Where gyms are closed, people are in worse physical shape. Mental health is more precarious, divorce rates are up, and so are stress levels in general.
The murder of George Floyd by Minneapolis police was a catalyzing moment that made it impossible to ignore or deny the social and economic inequities to which Black Americans have been subjected for centuries.
Calls to abolish or defund police forces shone a light on how bloated many law enforcement budgets have become; perhaps some may be cut, the savings earmarked for community benefits.
Joe Biden has committed to raising the federal minimum wage to $15 an hour. That would be a significant move, considering the rate hasn’t budged since it was hiked to $7.25 in 2009. In the self-proclaimed Greatest Nation on Earth, a minimum-wage job is no less than indentured servitude.
We’ve said before that giving more money to those on the lowest rung of the economic ladder is a fabulous way to spur economic growth, and there is evidence that it could save lives, reduce crime and ease income inequality.
And America’s billionaire class needn’t worry; their net worth grew by $637 billion between the start of the pandemic and the end of October. The money always seems to make its way into their pockets eventually.

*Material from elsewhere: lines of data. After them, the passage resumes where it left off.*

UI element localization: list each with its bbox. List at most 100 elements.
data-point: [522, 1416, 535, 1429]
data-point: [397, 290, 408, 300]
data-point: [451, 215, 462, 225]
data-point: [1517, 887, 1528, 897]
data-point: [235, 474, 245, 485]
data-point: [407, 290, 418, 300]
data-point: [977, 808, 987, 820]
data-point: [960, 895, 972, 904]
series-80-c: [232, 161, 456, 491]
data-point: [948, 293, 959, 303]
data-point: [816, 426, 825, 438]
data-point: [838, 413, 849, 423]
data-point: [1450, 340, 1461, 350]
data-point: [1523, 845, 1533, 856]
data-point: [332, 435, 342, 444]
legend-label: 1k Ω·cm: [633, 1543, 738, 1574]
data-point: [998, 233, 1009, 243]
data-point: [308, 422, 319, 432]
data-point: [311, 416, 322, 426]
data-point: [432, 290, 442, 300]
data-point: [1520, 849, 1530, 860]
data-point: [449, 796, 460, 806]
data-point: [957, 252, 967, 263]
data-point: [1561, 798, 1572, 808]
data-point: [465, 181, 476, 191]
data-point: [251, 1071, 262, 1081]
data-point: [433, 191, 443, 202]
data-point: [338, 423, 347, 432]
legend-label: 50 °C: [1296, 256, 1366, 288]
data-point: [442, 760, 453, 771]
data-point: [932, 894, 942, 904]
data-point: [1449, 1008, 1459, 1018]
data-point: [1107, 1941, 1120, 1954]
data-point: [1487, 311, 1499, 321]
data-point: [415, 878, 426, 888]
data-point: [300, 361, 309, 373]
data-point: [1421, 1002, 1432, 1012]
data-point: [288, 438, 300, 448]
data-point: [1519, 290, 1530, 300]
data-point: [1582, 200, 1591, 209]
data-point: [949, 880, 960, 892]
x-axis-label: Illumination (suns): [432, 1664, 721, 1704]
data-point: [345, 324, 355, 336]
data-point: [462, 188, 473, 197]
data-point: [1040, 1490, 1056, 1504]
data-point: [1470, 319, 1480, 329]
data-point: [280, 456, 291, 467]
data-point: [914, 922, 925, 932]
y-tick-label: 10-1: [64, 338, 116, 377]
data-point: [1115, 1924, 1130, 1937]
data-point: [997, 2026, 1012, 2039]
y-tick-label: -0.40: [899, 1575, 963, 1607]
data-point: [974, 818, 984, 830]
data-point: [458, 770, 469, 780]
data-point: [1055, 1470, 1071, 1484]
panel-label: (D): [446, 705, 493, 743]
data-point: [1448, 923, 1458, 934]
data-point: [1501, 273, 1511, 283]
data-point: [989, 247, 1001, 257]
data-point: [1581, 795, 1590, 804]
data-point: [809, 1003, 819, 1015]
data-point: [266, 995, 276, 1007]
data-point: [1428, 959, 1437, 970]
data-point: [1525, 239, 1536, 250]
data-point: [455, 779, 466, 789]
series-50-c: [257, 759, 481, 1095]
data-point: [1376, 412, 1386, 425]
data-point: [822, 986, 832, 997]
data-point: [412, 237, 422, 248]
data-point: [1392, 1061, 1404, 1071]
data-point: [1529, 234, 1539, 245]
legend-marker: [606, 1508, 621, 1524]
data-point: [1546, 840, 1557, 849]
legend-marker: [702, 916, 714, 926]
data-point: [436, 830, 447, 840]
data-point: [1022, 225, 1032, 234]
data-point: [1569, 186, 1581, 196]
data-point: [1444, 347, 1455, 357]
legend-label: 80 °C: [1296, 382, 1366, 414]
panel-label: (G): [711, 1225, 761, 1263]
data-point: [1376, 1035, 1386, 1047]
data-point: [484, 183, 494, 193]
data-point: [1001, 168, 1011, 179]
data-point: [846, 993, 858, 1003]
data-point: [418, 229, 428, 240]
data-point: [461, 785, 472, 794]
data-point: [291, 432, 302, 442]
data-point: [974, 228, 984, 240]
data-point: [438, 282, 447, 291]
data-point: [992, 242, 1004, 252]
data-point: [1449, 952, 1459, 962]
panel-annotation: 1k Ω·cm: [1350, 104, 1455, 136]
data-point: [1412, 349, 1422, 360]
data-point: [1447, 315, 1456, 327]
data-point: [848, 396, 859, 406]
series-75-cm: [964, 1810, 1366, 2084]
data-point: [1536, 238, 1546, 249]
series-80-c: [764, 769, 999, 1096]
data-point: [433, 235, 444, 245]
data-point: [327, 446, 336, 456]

While Greece and Italy have been the poster children for really bad financial conditions for a long time, you may want to add England, France, Spain, South Africa, China and Brazil to that club . . . and heck, why not throw in Canada and the United States?

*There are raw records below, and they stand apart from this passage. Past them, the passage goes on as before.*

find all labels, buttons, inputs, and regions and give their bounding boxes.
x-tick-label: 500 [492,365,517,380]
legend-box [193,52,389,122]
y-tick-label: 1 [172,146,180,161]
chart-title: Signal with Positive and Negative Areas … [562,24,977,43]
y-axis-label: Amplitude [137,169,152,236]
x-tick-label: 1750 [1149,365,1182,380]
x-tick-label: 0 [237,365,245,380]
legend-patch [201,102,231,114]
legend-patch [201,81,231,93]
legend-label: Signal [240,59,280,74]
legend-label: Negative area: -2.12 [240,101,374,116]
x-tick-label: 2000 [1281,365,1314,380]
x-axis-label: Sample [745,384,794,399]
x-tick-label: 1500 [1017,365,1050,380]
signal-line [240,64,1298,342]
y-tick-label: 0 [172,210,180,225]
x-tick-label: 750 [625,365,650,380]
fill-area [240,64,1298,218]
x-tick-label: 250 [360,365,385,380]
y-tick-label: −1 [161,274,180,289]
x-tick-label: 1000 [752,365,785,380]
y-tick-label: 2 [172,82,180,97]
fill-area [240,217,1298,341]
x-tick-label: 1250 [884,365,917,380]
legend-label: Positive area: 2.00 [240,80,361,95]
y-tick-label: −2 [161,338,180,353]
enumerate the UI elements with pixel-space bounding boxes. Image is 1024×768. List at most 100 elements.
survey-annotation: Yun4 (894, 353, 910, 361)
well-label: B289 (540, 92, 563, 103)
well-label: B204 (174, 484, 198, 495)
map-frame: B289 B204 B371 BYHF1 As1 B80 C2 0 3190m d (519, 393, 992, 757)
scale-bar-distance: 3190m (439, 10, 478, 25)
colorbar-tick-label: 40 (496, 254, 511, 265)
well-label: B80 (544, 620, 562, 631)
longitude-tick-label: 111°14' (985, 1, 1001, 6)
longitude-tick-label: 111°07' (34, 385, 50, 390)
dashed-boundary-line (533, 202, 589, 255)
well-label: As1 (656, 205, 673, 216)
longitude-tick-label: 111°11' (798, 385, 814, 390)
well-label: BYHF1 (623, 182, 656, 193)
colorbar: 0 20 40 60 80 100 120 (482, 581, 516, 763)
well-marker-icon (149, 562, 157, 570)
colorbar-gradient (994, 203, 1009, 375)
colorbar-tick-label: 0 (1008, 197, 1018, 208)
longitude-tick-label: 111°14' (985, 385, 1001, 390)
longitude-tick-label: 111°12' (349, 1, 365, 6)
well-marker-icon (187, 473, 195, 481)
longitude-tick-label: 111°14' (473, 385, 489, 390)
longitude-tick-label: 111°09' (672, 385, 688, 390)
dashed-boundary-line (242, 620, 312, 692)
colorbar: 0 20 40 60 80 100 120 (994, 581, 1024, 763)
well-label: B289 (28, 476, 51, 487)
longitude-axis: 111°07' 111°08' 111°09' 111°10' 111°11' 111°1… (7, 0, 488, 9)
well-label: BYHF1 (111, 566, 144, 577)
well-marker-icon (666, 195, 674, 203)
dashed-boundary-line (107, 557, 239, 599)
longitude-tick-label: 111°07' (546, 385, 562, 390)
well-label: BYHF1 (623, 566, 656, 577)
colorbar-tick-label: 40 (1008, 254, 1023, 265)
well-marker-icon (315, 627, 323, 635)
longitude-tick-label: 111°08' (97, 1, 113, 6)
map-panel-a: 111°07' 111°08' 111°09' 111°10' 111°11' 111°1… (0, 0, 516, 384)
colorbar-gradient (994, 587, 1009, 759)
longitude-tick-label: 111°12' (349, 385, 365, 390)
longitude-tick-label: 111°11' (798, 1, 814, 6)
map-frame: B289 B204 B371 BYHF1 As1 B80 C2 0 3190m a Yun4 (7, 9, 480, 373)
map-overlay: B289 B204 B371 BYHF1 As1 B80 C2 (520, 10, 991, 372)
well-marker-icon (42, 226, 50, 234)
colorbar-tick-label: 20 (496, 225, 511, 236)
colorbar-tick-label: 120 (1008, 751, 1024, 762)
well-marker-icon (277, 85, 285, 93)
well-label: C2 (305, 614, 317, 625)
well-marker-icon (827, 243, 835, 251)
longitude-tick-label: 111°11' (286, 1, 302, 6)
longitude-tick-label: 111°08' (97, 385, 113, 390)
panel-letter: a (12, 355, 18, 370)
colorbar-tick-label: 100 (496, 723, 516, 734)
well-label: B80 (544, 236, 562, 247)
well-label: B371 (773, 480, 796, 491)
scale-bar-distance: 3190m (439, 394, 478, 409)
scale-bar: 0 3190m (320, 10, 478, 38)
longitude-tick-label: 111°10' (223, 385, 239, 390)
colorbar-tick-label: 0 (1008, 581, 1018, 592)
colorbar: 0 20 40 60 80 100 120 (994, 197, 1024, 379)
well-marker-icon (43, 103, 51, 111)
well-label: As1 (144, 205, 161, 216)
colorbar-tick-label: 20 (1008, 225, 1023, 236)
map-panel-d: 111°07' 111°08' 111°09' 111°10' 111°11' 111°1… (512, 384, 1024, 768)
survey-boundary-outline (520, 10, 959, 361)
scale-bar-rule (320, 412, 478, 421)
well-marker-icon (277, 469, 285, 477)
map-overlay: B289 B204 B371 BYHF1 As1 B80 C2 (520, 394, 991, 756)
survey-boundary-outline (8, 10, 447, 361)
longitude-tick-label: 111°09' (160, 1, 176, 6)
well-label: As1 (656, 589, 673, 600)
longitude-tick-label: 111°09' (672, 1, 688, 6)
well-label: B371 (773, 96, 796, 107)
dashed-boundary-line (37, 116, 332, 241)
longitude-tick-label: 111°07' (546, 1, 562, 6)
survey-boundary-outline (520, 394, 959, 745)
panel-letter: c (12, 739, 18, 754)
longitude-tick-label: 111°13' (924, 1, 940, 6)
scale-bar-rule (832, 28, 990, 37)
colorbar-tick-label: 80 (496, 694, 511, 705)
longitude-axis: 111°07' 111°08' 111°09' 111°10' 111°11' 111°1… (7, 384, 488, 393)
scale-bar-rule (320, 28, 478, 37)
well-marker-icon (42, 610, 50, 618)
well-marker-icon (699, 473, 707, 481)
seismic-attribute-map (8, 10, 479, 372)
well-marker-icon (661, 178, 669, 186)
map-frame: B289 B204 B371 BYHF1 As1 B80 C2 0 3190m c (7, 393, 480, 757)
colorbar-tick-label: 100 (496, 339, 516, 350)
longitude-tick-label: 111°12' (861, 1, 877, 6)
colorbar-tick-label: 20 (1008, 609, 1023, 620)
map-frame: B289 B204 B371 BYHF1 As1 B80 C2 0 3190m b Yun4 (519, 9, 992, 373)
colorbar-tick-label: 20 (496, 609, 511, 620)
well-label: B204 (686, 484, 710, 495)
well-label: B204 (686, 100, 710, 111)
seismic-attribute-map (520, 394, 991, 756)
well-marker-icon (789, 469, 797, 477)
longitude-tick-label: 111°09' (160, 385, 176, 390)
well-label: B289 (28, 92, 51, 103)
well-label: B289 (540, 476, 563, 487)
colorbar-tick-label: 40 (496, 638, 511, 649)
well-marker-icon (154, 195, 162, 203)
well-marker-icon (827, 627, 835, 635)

Then there are the multitude of nations in Africa that always seem to struggle — or, more to the point, can’t get away with printing money indiscriminately.
Some economists are advancing arguments like “What does it matter? Governments don’t rely on taxes for spending. They can print as much as they need.” History will remain our guide.

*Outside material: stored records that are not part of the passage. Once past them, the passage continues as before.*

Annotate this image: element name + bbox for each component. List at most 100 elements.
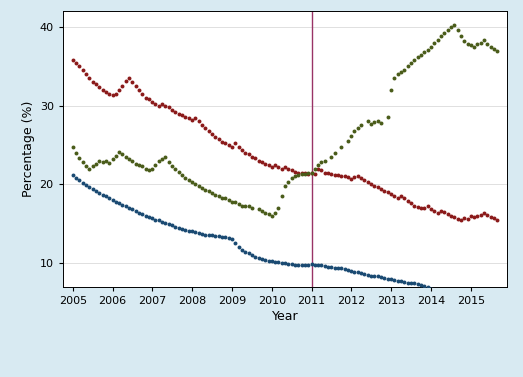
Point (125, 156, 133, 162)
Point (257, 256, 266, 262)
Point (480, 288, 488, 294)
Point (125, 205, 133, 211)
Point (291, 262, 299, 268)
Point (304, 262, 313, 268)
Point (347, 133, 356, 139)
Point (118, 152, 127, 158)
Point (278, 166, 286, 172)
Point (387, 276, 395, 282)
Point (457, 290, 465, 296)
Point (410, 280, 418, 287)
Point (231, 140, 239, 146)
Point (105, 91, 113, 97)
Point (118, 83, 127, 89)
Point (234, 201, 243, 207)
Point (188, 179, 196, 185)
Point (131, 161, 140, 167)
Point (377, 274, 385, 280)
Point (467, 213, 475, 219)
Point (268, 258, 276, 264)
Point (288, 167, 296, 173)
Point (493, 287, 502, 293)
Point (427, 44, 435, 50)
Point (135, 87, 143, 93)
Point (251, 155, 259, 161)
Point (224, 142, 233, 148)
Point (470, 214, 478, 220)
Point (201, 231, 209, 238)
Point (344, 267, 353, 273)
Point (490, 287, 498, 293)
Point (340, 266, 349, 272)
Point (400, 67, 408, 73)
Point (476, 40, 485, 46)
Point (155, 103, 163, 109)
Point (224, 235, 233, 241)
Point (254, 255, 263, 261)
Point (85, 184, 94, 190)
Point (347, 268, 356, 274)
Point (69, 144, 77, 150)
Point (370, 119, 379, 125)
Point (75, 63, 84, 69)
Point (331, 265, 339, 271)
Point (88, 79, 97, 85)
Point (121, 203, 130, 209)
Point (374, 118, 382, 124)
Point (165, 221, 173, 227)
Point (98, 87, 107, 93)
Point (321, 170, 329, 176)
Point (486, 44, 495, 51)
Point (410, 202, 418, 208)
Point (111, 199, 120, 205)
Point (397, 69, 405, 75)
Point (414, 204, 422, 210)
Point (397, 193, 405, 199)
Point (268, 164, 276, 170)
Point (437, 34, 445, 40)
Point (161, 220, 169, 226)
Point (185, 228, 193, 234)
Point (92, 81, 100, 87)
Point (191, 229, 199, 235)
Point (254, 158, 263, 164)
Point (414, 54, 422, 60)
Point (201, 187, 209, 193)
Point (301, 170, 309, 176)
Point (181, 227, 189, 233)
Point (168, 163, 176, 169)
Point (463, 290, 472, 296)
Point (165, 159, 173, 165)
Point (444, 290, 452, 296)
Point (211, 233, 219, 239)
Point (98, 159, 107, 165)
Point (430, 40, 438, 46)
Point (208, 131, 216, 137)
Point (78, 159, 87, 165)
Point (278, 193, 286, 199)
Point (151, 217, 160, 223)
Point (367, 273, 376, 279)
Point (387, 87, 395, 93)
Point (69, 57, 77, 63)
Point (168, 222, 176, 228)
Point (337, 265, 346, 271)
Point (181, 175, 189, 181)
Point (447, 24, 455, 30)
Point (138, 211, 146, 217)
Point (175, 110, 183, 116)
Point (72, 60, 80, 66)
Point (337, 144, 346, 150)
Point (334, 265, 343, 271)
Point (274, 205, 282, 211)
Point (380, 275, 389, 281)
Point (314, 262, 323, 268)
Point (271, 210, 279, 216)
Point (480, 210, 488, 216)
Point (185, 177, 193, 183)
Point (288, 175, 296, 181)
Point (171, 224, 179, 230)
Point (247, 252, 256, 258)
Point (334, 172, 343, 178)
Point (115, 200, 123, 206)
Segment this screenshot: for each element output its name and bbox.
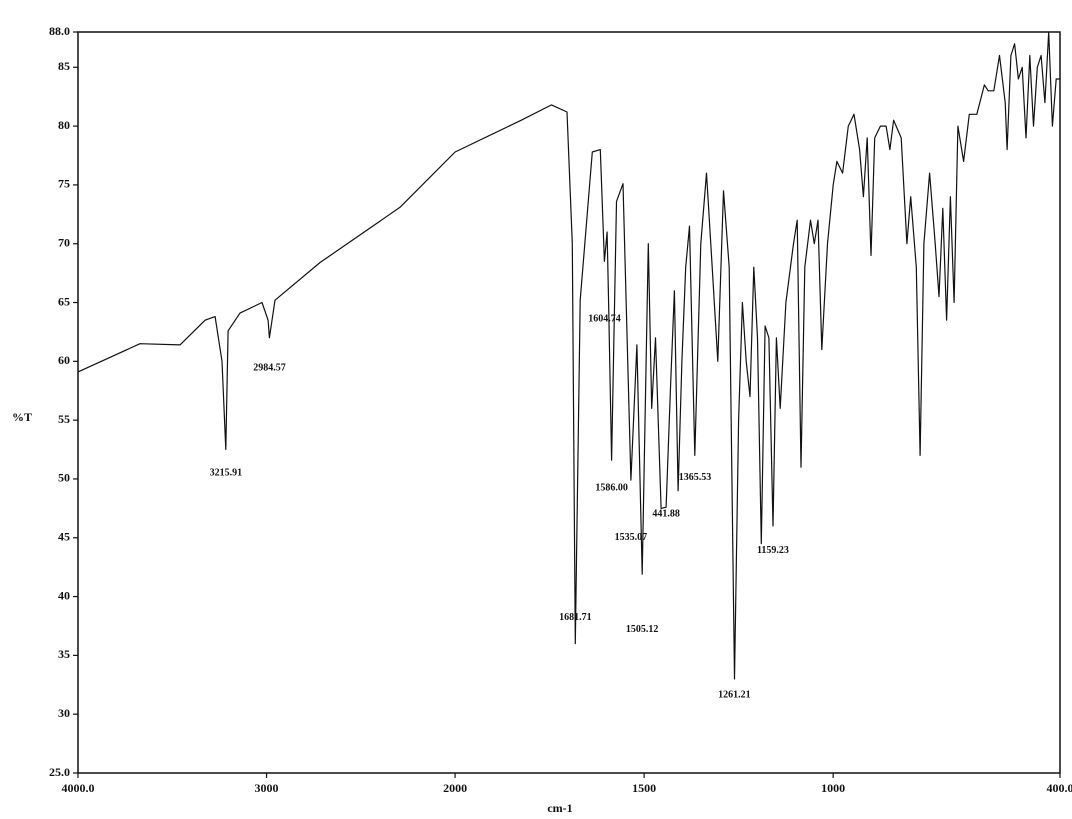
y-tick-label: 55 <box>58 412 70 426</box>
spectrum-line <box>77 31 1060 680</box>
x-tick-label: 2000 <box>443 781 467 795</box>
y-tick-label: 40 <box>58 588 70 602</box>
plot-frame <box>77 31 1061 774</box>
x-tick-label: 1000 <box>821 781 845 795</box>
y-tick-label: 70 <box>58 235 70 249</box>
y-tick-label: 88.0 <box>49 24 70 38</box>
peak-label: 2984.57 <box>253 363 286 374</box>
peak-label: 1604.74 <box>588 313 621 324</box>
x-tick-label: 3000 <box>255 781 279 795</box>
y-tick-label: 25.0 <box>49 765 70 779</box>
y-tick-label: 50 <box>58 471 70 485</box>
peak-label: 1159.23 <box>757 545 789 556</box>
peak-label: 441.88 <box>652 509 680 520</box>
y-tick-label: 35 <box>58 647 70 661</box>
x-axis-label: cm-1 <box>547 801 572 815</box>
peak-label: 1505.12 <box>626 624 659 635</box>
y-tick-label: 65 <box>58 294 70 308</box>
peak-label: 1535.07 <box>615 532 648 543</box>
y-tick-label: 75 <box>58 177 70 191</box>
y-tick-label: 85 <box>58 59 70 73</box>
x-tick-label: 4000.0 <box>62 781 95 795</box>
x-tick-label: 400.0 <box>1047 781 1072 795</box>
y-tick-label: 45 <box>58 530 70 544</box>
peak-label: 1586.00 <box>595 483 628 494</box>
y-tick-label: 60 <box>58 353 70 367</box>
peak-label: 3215.91 <box>210 467 243 478</box>
y-tick-label: 80 <box>58 118 70 132</box>
y-axis-label: %T <box>12 410 32 424</box>
y-tick-label: 30 <box>58 706 70 720</box>
peak-label: 1261.21 <box>718 690 751 701</box>
peak-label: 1681.71 <box>559 612 592 623</box>
peak-label: 1365.53 <box>679 472 712 483</box>
x-tick-label: 1500 <box>632 781 656 795</box>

The TSX rose a miserly 2.2 percent in 2020, while US markets hit all-time highs — the Dow was up 7.3 percent, the S&P 500 gained 16.3 percent and the Nasdaq soared by 43.6 percent. Let’s party like it’s 1999. Is that Cher singing “Believe”?
The Presidents’ Portfolio clocked in with a return of 11.7 percent, while the Vice-President’s Portfolio was up 3.5 percent. That’s okay, but could have been so much better.
We’re still kicking ourselves for not buying more in March, when bargains were piled on bargains.
Looking back, Benj sees that his mind was too attuned to the macro, while the micro was beckoning. He can say that not one of his confidants foresaw the market blossoming the way it did after March; rather, all were pondering a further pummelling.
In short, more contrarian thinking was needed at this end. Live and learn, and hopefully apply the lessons for a score of years and then some.
There were some fabulous winners — and losers. In the PP, Alacer, Alpha Pro Tech and ATS Automation were sold for huge gains, which were counterbalanced by the ugliness of Cathedral Energy and Stuart Olson. Among stocks held, Innodata, Koss and Quarterhill were the stars.
The VPP was also buoyed by Alacer, along with Bird Construction, Cameco, Century Aluminum and Hibbett Sports. Worst off were Carbo Ceramics and Gold Resource Corp.
We are hopeful that 2021 will be better. There is more money out there to boost stock markets than at any time in history, even though, by virtually every metric, the markets are expensive.
Hey, did you notice that we did not use the “C word” or the “P word”? They were, and are, everywhere, and we contrarians have tired of them. Maybe you have, too.